The app attempts to show you what sections of your mouth you missed brushing but we found it to be flawed.
The mobile app offers summaries to aid in tracking your brushing performance.

Battery Life

Our final metric was a battery test, where we compared how long each brush lasted on a full charge, the quality of the battery indicator, and whether or not it had any sort of low battery warning. The Pro 8000 had an average battery life, earning it a 5 out of 10. This model lasted for 70 minutes of brushing — equivalent to 17 days of normal use for a single person. You can see how this compares to the other models in the chart below.

This model had a typical battery indicator, similar to the Pro 5000. It consists of a battery silhouette with three bars inside to signify the charge level.
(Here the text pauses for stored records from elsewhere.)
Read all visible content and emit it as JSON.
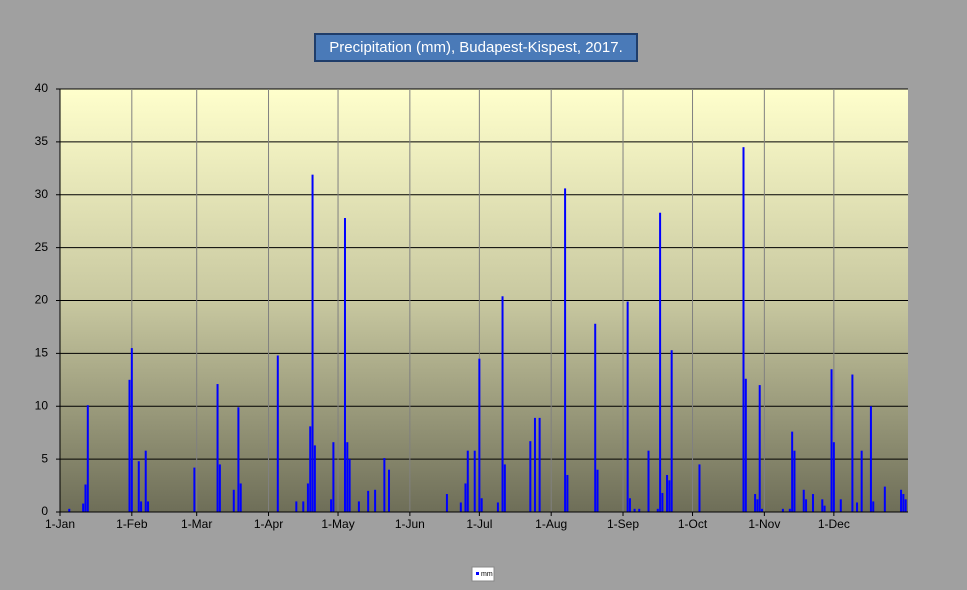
{
  "chart_data": {
    "type": "bar",
    "title": "Precipitation (mm), Budapest-Kispest, 2017.",
    "x": [
      4,
      10,
      11,
      12,
      30,
      31,
      34,
      35,
      37,
      38,
      58,
      68,
      69,
      75,
      77,
      78,
      94,
      102,
      105,
      107,
      108,
      109,
      110,
      117,
      118,
      123,
      124,
      125,
      129,
      133,
      136,
      140,
      142,
      167,
      173,
      175,
      176,
      179,
      181,
      182,
      189,
      191,
      192,
      203,
      205,
      207,
      218,
      219,
      231,
      232,
      245,
      246,
      248,
      250,
      254,
      258,
      259,
      260,
      262,
      263,
      264,
      276,
      295,
      296,
      300,
      301,
      302,
      303,
      312,
      315,
      316,
      317,
      321,
      322,
      325,
      329,
      330,
      333,
      334,
      337,
      342,
      344,
      346,
      350,
      351,
      356,
      363,
      364,
      365
    ],
    "series": [
      {
        "name": "mm",
        "color": "#0000ff",
        "values": [
          0.3,
          0.8,
          2.6,
          10.1,
          12.5,
          15.5,
          4.8,
          1.0,
          5.8,
          1.0,
          4.2,
          12.1,
          4.5,
          2.1,
          9.9,
          2.7,
          14.8,
          1.0,
          1.0,
          2.7,
          8.1,
          31.9,
          6.3,
          1.2,
          6.6,
          27.8,
          6.6,
          5.0,
          1.0,
          2.0,
          2.1,
          5.1,
          4.0,
          1.7,
          0.9,
          2.7,
          5.8,
          5.8,
          14.5,
          1.3,
          0.9,
          20.4,
          4.5,
          6.7,
          8.9,
          8.9,
          30.6,
          3.5,
          17.8,
          4.0,
          19.9,
          1.3,
          0.3,
          0.3,
          5.8,
          0.3,
          28.3,
          1.8,
          3.5,
          3.0,
          15.3,
          4.5,
          34.5,
          12.6,
          1.7,
          1.2,
          12.0,
          0.3,
          0.3,
          0.3,
          7.6,
          5.8,
          2.1,
          1.2,
          1.7,
          1.2,
          0.6,
          13.5,
          6.6,
          1.2,
          13.0,
          0.9,
          5.8,
          10.0,
          1.0,
          2.4,
          2.1,
          1.7,
          1.2
        ]
      }
    ],
    "xlim": [
      0,
      366
    ],
    "xticks": [
      {
        "value": 0,
        "label": "1-Jan"
      },
      {
        "value": 31,
        "label": "1-Feb"
      },
      {
        "value": 59,
        "label": "1-Mar"
      },
      {
        "value": 90,
        "label": "1-Apr"
      },
      {
        "value": 120,
        "label": "1-May"
      },
      {
        "value": 151,
        "label": "1-Jun"
      },
      {
        "value": 181,
        "label": "1-Jul"
      },
      {
        "value": 212,
        "label": "1-Aug"
      },
      {
        "value": 243,
        "label": "1-Sep"
      },
      {
        "value": 273,
        "label": "1-Oct"
      },
      {
        "value": 304,
        "label": "1-Nov"
      },
      {
        "value": 334,
        "label": "1-Dec"
      }
    ],
    "ylim": [
      0,
      40
    ],
    "yticks": [
      0,
      5,
      10,
      15,
      20,
      25,
      30,
      35,
      40
    ],
    "grid": true
  }
}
This model also has a flashing red light to indicate when the battery is critically low.


This model is a little on the pricey side but it received the top score out of all the models we tested. In this case, you need to pay to get the best!


The Pro 8000 tied for the best cleaning performance of the group and was very easy to use. This model can even be too much cleaning power for those with sensitive gums and can be a little awkward to brush with for those with more petite mouths, but all in all, this is a fantastic toothbrush.